I understand that is your position. And I understand that as the maintainer and primary designer of GNOME Shell, you have a lot of weight in holding that position.

This is not just my position and again trying to characterize this as an opinion is just silly. I suppose I should refer to you as "Jon" from now on? Surely the idea that Dave is Jon is absurd. We can be different, have different ideas, have different goals, and still be friends. Sharing where it is mutually beneficial but still appearing separate and distinct. Standing on our own, proudly. With individual rights and responsibilities.

I have absolutely no problem with Cinnamon. I think I give them more credit than you do. They took a name, on purpose. To differentiate themselves - to allow people the freedom to choose a different user experience. They have different goals. A different appearance. Different behaviors. A different future. And that is fine.

I think it's a shame that Cinnamon users don't realise, for the most part, that they are using GNOME Shell, and the rest of the GNOME 3 stack

It is not a shame that users aren't concerned with or interested in implementation details. That is as it should be. We welcome it.

. I think that it's a shame that we have apparently gone out of our way to put a barrier between ourselves and the Cinnamon/Mint guys by saying "you're not GNOME 3". The message we're sending is, "your help is not wanted, we don't like what you're doing".

This is complete nonsense. Why does a fork happen? I don't know why these particular developers decided to split, but for forks in general I'd guess it is something like: "we don't like what you're doing." Well not entirely.
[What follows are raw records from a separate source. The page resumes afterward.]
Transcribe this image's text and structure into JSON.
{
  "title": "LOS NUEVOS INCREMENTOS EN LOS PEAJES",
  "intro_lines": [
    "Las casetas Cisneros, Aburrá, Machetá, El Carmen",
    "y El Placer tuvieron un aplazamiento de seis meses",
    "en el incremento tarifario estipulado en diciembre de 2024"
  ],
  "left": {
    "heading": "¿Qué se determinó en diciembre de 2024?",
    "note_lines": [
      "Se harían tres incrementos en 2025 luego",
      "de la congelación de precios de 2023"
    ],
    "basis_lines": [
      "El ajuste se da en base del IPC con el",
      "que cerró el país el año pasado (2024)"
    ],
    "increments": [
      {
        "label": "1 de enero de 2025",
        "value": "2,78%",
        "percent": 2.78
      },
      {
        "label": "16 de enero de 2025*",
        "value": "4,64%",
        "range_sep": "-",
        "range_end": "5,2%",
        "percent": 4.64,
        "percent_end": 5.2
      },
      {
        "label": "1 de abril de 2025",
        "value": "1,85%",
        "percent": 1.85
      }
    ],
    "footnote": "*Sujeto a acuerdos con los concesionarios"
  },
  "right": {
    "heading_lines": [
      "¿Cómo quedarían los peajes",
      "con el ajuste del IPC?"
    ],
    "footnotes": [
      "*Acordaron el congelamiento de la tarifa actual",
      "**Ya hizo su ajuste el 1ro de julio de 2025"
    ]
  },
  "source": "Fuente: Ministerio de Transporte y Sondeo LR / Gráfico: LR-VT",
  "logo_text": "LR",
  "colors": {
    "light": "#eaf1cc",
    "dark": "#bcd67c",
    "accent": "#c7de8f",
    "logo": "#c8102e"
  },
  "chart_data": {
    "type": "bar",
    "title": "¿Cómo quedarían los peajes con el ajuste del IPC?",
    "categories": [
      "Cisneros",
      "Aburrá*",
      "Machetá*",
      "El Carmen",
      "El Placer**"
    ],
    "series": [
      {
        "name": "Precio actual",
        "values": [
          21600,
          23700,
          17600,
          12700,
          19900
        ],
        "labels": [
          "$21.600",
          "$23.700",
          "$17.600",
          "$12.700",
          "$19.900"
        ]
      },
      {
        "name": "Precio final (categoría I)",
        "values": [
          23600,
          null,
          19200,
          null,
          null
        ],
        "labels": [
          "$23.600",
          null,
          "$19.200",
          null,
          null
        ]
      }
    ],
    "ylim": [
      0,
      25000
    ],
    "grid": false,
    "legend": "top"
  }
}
There is one more part of the equation to determine if the dissatisfaction is great enough and the goals are divergent enough to make such a split worthwhile: "can I do it alone?"

If you can't do it alone then you shouldn't fork. That is the economic pressure that keeps us all working together towards shared goals.

If you do fork, you can't go complaining about how hard it is. And it is completely offensive to blame the original project for not wanting to share.

So, again, your characterization of this issue is completely wrong. We are not sending any message other than:

"We are deeply sorry that we could not agree on goals. We are always willing to have a conversation about how we may find common ground. We respect your difference of opinion and your right to identify and differentiate yourself. We would still like to collaborate on implementation details and shared technology. Perhaps we can agree on commonality in the application development experience, and application delivery and installation."

Suggesting otherwise isn't helping anyone.

Personally, I think that it'd be cool to have our community be the community of people who can go wild on the platform - "let a thousand flowers bloom". That the core GNOME project is solid and useful, but that we encourage experimentation, respins, freedom for our users. That seems inconsistent with the current GNOME messaging.


The open source community is larger than GNOME. This big tent that you talk about is over us - not in us. We are only one of many possible things. We have the duty to make something distinct. We are one of the flowers not the manure.